Ekonomik olarak zor günler geçiren Suriye’de bir kez daha petrol sıkıntısı ayyuka çıkmış durumda. Yerel medyanın ve aktivistlerin paylaştıkları çok sayıda rapor ve görsele göre başkentteki akaryakıt kuyrukları yüzlerce metreye ulaşmakta.[1]
Rejimden krize yönelik ilk açıklamalar ABD’nin yaptırım politikalarını suçlama odaklı olarak gerçekleşti. Beşar Esed krizin kendilerine düşman olan ülkelerin Suriye’ye karşı uyguladıkları yaptırımların bir sonucu olduğunu vurguladı. Petrol Bakanı Bessam Taame ise rejimin televizyonlarına yaptığı açıklamada petrol sıkıntısından ötürü Amerikan yaptırımlarını suçlayarak “Amerikan kuşatması ve bundan sebepli ithalat engelleri yüzünden piyasaya petrol arzını %35 oranında düşürdüklerini” dile getirdi.[2] Buna karşın rejim yanlısı el-Vatan gazetesi petrol arzında dair kesintilerin başlangıcı olarak İran’dan Suriye’ye gelen kredilerin İran tarafından kesilmesini gösterdi. Krizin müsebbibine dair tartışmalar bir yana mevcut kriz ortamı seçimlerde rejim içerisindeki yerlerini daha da sağlamlaştıran savaş ağaları ve onlara bağlı milis yapıların ekmeğine yağ sürmekte. Rüşvet ve kaçakçılık ile ünlenen bu yapıların petrol sıkıntısında mevcut konumlarını daha da güçlendirmeleri oldukça muhtemel. Buna ek olarak her geçen gün sosyo-ekonomik olarak direnci test edilen sivillerin de bireysel ya da kitlesel olarak patlama düzeyinde tepkiler vermeleri şaşırtıcı olmayacaktır.
Şam dışında Lazkiye ve Humus’ta da büyük petrol arzı sıkıntısı yaşanırken litresi 250 ile 475 Suriye lirası civarında olan benzin için karaborsada 1600 Suriye lirası seviyeleri görülmekte.[3] Şam’da şahsi araçlara 5 gün için 20 litre, ticari taksiler için ise 2 gün için 20 litrelik benzin kullanım kotaları konulmuş durumda.[4] Kısıtlı yakıt için saatlerce beklenilen kuyruklar bazı bölgelerde siviller arasında kavgalara dönüşmekte. Öyle ki Hama’da bir benzin istasyonunda çıkan kavgada silahla vurulma sonucu bir sivil hayatını kaybederken Süveyde’de de üç sivilin yine ateşli silahlarlar yaralandığı bir kavga meydana geldi.[5] Bu gibi kavgaların artması ve can kayıpları yaşanması hadiseleri arttıkça kavgaların tarafları içerisinde milisler ya da aşiretlerden kişilerin bulunması durumunda saman alevi gibi parlayıp bir anda küçük çaplı çatışmalara evrilme olasılığı yüksek.

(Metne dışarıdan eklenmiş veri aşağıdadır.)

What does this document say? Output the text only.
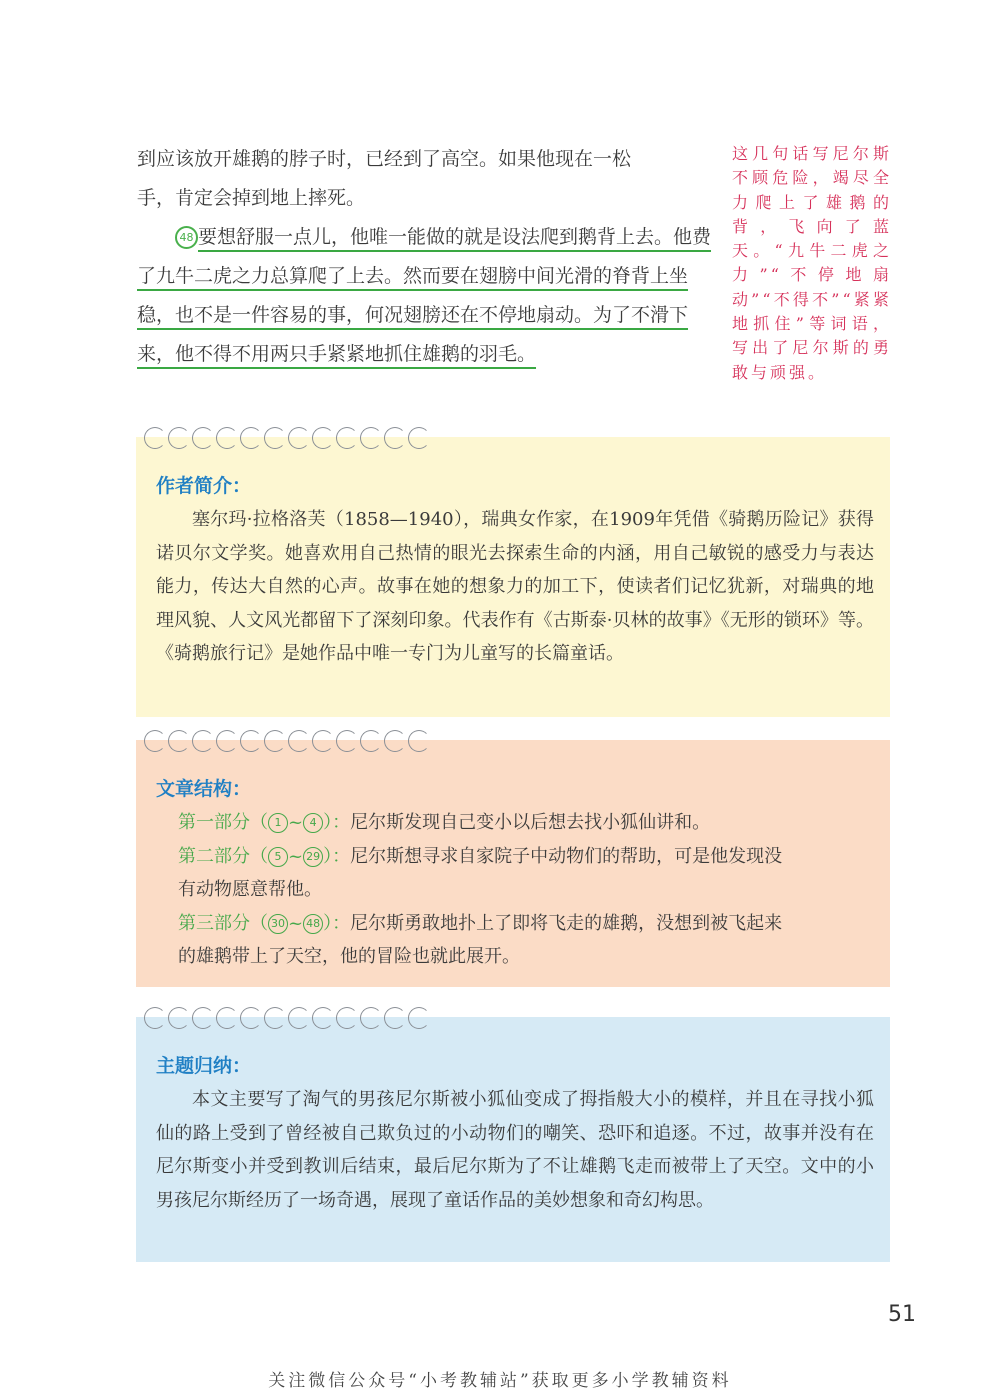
到应该放开雄鹅的脖子时，已经到了高空。如果他现在一松

手，肯定会掉到地上摔死。

48 要想舒服一点儿，他唯一能做的就是设法爬到鹅背上去。他费了九牛二虎之力总算爬了上去。然而要在翅膀中间光滑的脊背上坐稳，也不是一件容易的事，何况翅膀还在不停地扇动。为了不滑下来，他不得不用两只手紧紧地抓住雄鹅的羽毛。

这几句话写尼尔斯不顾危险，竭尽全力爬上了雄鹅的背，飞向了蓝天。“九牛二虎之力”“不停地扇动”“不得不”“紧紧地抓住”等词语，写出了尼尔斯的勇敢与顽强。
作者简介：

塞尔玛·拉格洛芙（1858—1940），瑞典女作家，在1909年凭借《骑鹅历险记》获得诺贝尔文学奖。她喜欢用自己热情的眼光去探索生命的内涵，用自己敏锐的感受力与表达能力，传达大自然的心声。故事在她的想象力的加工下，使读者们记忆犹新，对瑞典的地理风貌、人文风光都留下了深刻印象。代表作有《古斯泰·贝林的故事》《无形的锁环》等。《骑鹅旅行记》是她作品中唯一专门为儿童写的长篇童话。

文章结构：

第一部分（ 1 ~ 4 ）：尼尔斯发现自己变小以后想去找小狐仙讲和。

第二部分（ 5 ~ 29 ）：尼尔斯想寻求自家院子中动物们的帮助，可是他发现没

有动物愿意帮他。

第三部分（ 30 ~ 48 ）：尼尔斯勇敢地扑上了即将飞走的雄鹅，没想到被飞起来

的雄鹅带上了天空，他的冒险也就此展开。

主题归纳：

本文主要写了淘气的男孩尼尔斯被小狐仙变成了拇指般大小的模样，并且在寻找小狐仙的路上受到了曾经被自己欺负过的小动物们的嘲笑、恐吓和追逐。不过，故事并没有在尼尔斯变小并受到教训后结束，最后尼尔斯为了不让雄鹅飞走而被带上了天空。文中的小男孩尼尔斯经历了一场奇遇，展现了童话作品的美妙想象和奇幻构思。

51
关注微信公众号“小考教辅站”获取更多小学教辅资料
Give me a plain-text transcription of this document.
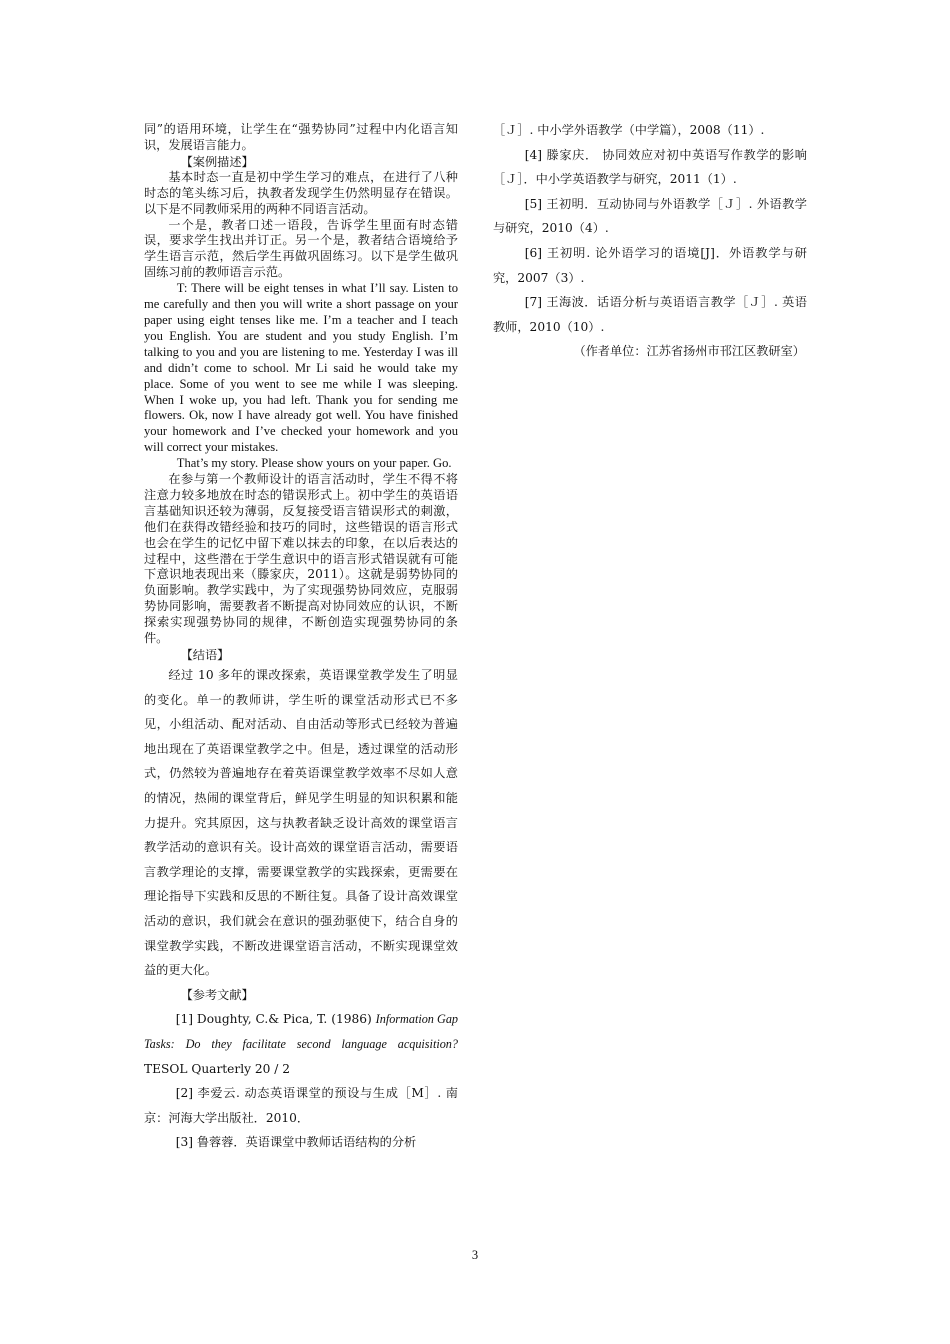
同”的语用环境，让学生在“强势协同”过程中内化语言知识，发展语言能力。

【案例描述】

基本时态一直是初中学生学习的难点，在进行了八种时态的笔头练习后，执教者发现学生仍然明显存在错误。以下是不同教师采用的两种不同语言活动。

一个是，教者口述一语段，告诉学生里面有时态错误，要求学生找出并订正。另一个是，教者结合语境给予学生语言示范，然后学生再做巩固练习。以下是学生做巩固练习前的教师语言示范。

T: There will be eight tenses in what I’ll say. Listen to me carefully and then you will write a short passage on your paper using eight tenses like me. I’m a teacher and I teach you English. You are student and you study English. I’m talking to you and you are listening to me. Yesterday I was ill and didn’t come to school. Mr Li said he would take my place. Some of you went to see me while I was sleeping. When I woke up, you had left. Thank you for sending me flowers. Ok, now I have already got well. You have finished your homework and I’ve checked your homework and you will correct your mistakes.

That’s my story. Please show yours on your paper. Go.

在参与第一个教师设计的语言活动时，学生不得不将注意力较多地放在时态的错误形式上。初中学生的英语语言基础知识还较为薄弱，反复接受语言错误形式的刺激，他们在获得改错经验和技巧的同时，这些错误的语言形式也会在学生的记忆中留下难以抹去的印象，在以后表达的过程中，这些潜在于学生意识中的语言形式错误就有可能下意识地表现出来（滕家庆，2011）。这就是弱势协同的负面影响。教学实践中，为了实现强势协同效应，克服弱势协同影响，需要教者不断提高对协同效应的认识，不断探索实现强势协同的规律，不断创造实现强势协同的条件。

【结语】

经过 10 多年的课改探索，英语课堂教学发生了明显的变化。单一的教师讲，学生听的课堂活动形式已不多见，小组活动、配对活动、自由活动等形式已经较为普遍地出现在了英语课堂教学之中。但是，透过课堂的活动形式，仍然较为普遍地存在着英语课堂教学效率不尽如人意的情况，热闹的课堂背后，鲜见学生明显的知识积累和能力提升。究其原因，这与执教者缺乏设计高效的课堂语言教学活动的意识有关。设计高效的课堂语言活动，需要语言教学理论的支撑，需要课堂教学的实践探索，更需要在理论指导下实践和反思的不断往复。具备了设计高效课堂活动的意识，我们就会在意识的强劲驱使下，结合自身的课堂教学实践，不断改进课堂语言活动，不断实现课堂效益的更大化。

【参考文献】

[1] Doughty, C.& Pica, T. (1986) Information Gap Tasks: Do they facilitate second language acquisition? TESOL Quarterly 20 / 2

[2] 李爱云. 动态英语课堂的预设与生成［M］. 南京：河海大学出版社．2010．

[3] 鲁蓉蓉．英语课堂中教师话语结构的分析

［Ｊ］. 中小学外语教学（中学篇），2008（11）.

[4] 滕家庆． 协同效应对初中英语写作教学的影响［Ｊ］．中小学英语教学与研究，2011（1）.

[5] 王初明．互动协同与外语教学［Ｊ］. 外语教学与研究，2010（4）.

[6] 王初明. 论外语学习的语境[J]．外语教学与研究，2007（3）.

[7] 王海波．话语分析与英语语言教学［Ｊ］. 英语教师，2010（10）.

（作者单位：江苏省扬州市邗江区教研室）

3
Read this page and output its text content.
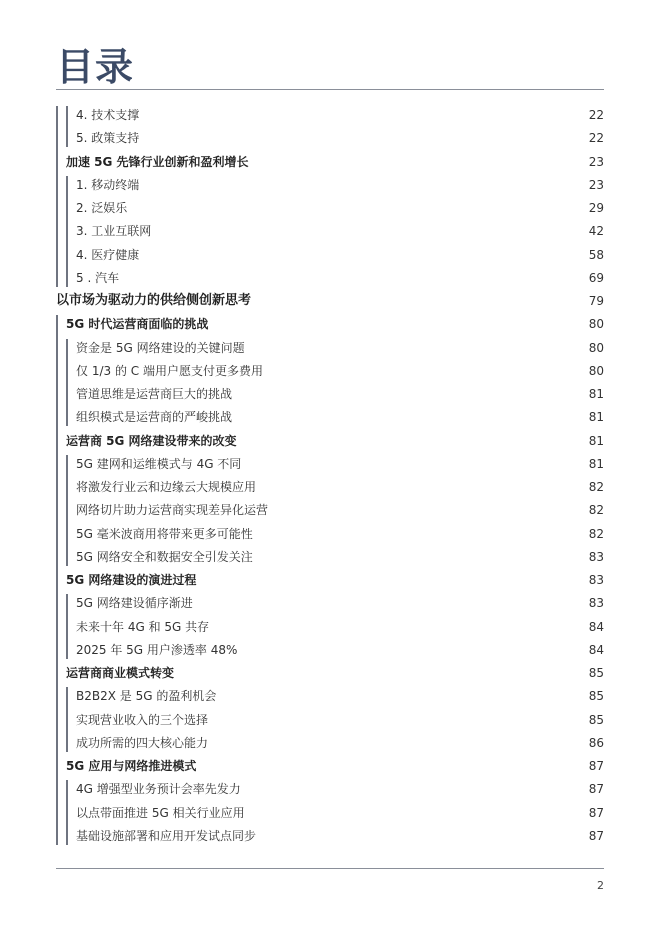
目录
4. 技术支撑	22
5. 政策支持	22
加速 5G 先锋行业创新和盈利增长	23
1. 移动终端	23
2. 泛娱乐	29
3. 工业互联网	42
4. 医疗健康	58
5 . 汽车	69
以市场为驱动力的供给侧创新思考	79
5G 时代运营商面临的挑战	80
资金是 5G 网络建设的关键问题	80
仅 1/3 的 C 端用户愿支付更多费用	80
管道思维是运营商巨大的挑战	81
组织模式是运营商的严峻挑战	81
运营商 5G 网络建设带来的改变	81
5G 建网和运维模式与 4G 不同	81
将激发行业云和边缘云大规模应用	82
网络切片助力运营商实现差异化运营	82
5G 毫米波商用将带来更多可能性	82
5G 网络安全和数据安全引发关注	83
5G 网络建设的演进过程	83
5G 网络建设循序渐进	83
未来十年 4G 和 5G 共存	84
2025 年 5G 用户渗透率 48%	84
运营商商业模式转变	85
B2B2X 是 5G 的盈利机会	85
实现营业收入的三个选择	85
成功所需的四大核心能力	86
5G 应用与网络推进模式	87
4G 增强型业务预计会率先发力	87
以点带面推进 5G 相关行业应用	87
基础设施部署和应用开发试点同步	87
2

Krizin en kısa sürede ateşinin söndürülmesi en azından başkent Şam’da yaşamın normale dönmesi için gerekli. İran’a dair rejim medyasında yayınlanan yorumlara bakılınca krize karşı dış desteğin Rusya merkezli olması ihtimal dahilinde. Rusya, İran ile bölgedeki rekabetinde bir adım daha öne geçmek için bu krizi kullanmak isteyebilir. Öte yandan rejimin petrol tesislerinin kapasitelerindeki beklenen artışlar da krizin hafiflemesi için Şam’a fayda sağlayacaktır. Petrol bakanı Taame, mevcut krizin şartlarının ağırlaşmasında Banyas rafinerisindeki bakım çalışmalarının da etkili olduğunu dile getirirken çalışmaların önümüzdeki günlerde tamamlanacağını ve arzın %25 oranında artmasını beklediklerini sözlerine ekledi.[6] Önemli petrol kuyuları ve tesislerini YPG’ye kaptıran rejimin elindeki tesisleri tam kapasite ile kullanamaması sadece krizin sebeplerinden biri değil. Aynı zamanda rejimin mali kapasitesinin de ne derece kırılgan olduğunun da kanıtıdır.
Ömer Behram Özdemir
[1] https://www.middleeastmonitor.com/20200909-syria-damascus-struggles-with-another-fuel-shortage/ , Erişim Tarihi: 18 Eylül 2020.
[2] https://eaworldview.com/2020/09/assad-regime-admits-fuel-crisis/ , Erişim Tarihi: 18 Eylül 2020.
[3] https://twitter.com/nawaroliver/status/1306285494595092481?s=21 , Erişim Tarihi: 18 Eylül 2020.
[4] https://diyaruna.com/en_GB/articles/cnmi_di/features/2020/09/16/feature-03 , Erişim Tarihi: 18 Eylül 2020.
[5] https://www.syriahr.com/en/184241/ , Erişim Tarihi: 18 Eylül 2020.
[6] https://cyprus-mail.com/2020/09/17/syria-says-u-s-sanctions-behind-acute-fuel-crisis/ , Erişim Tarihi: 18 Eylül 2020.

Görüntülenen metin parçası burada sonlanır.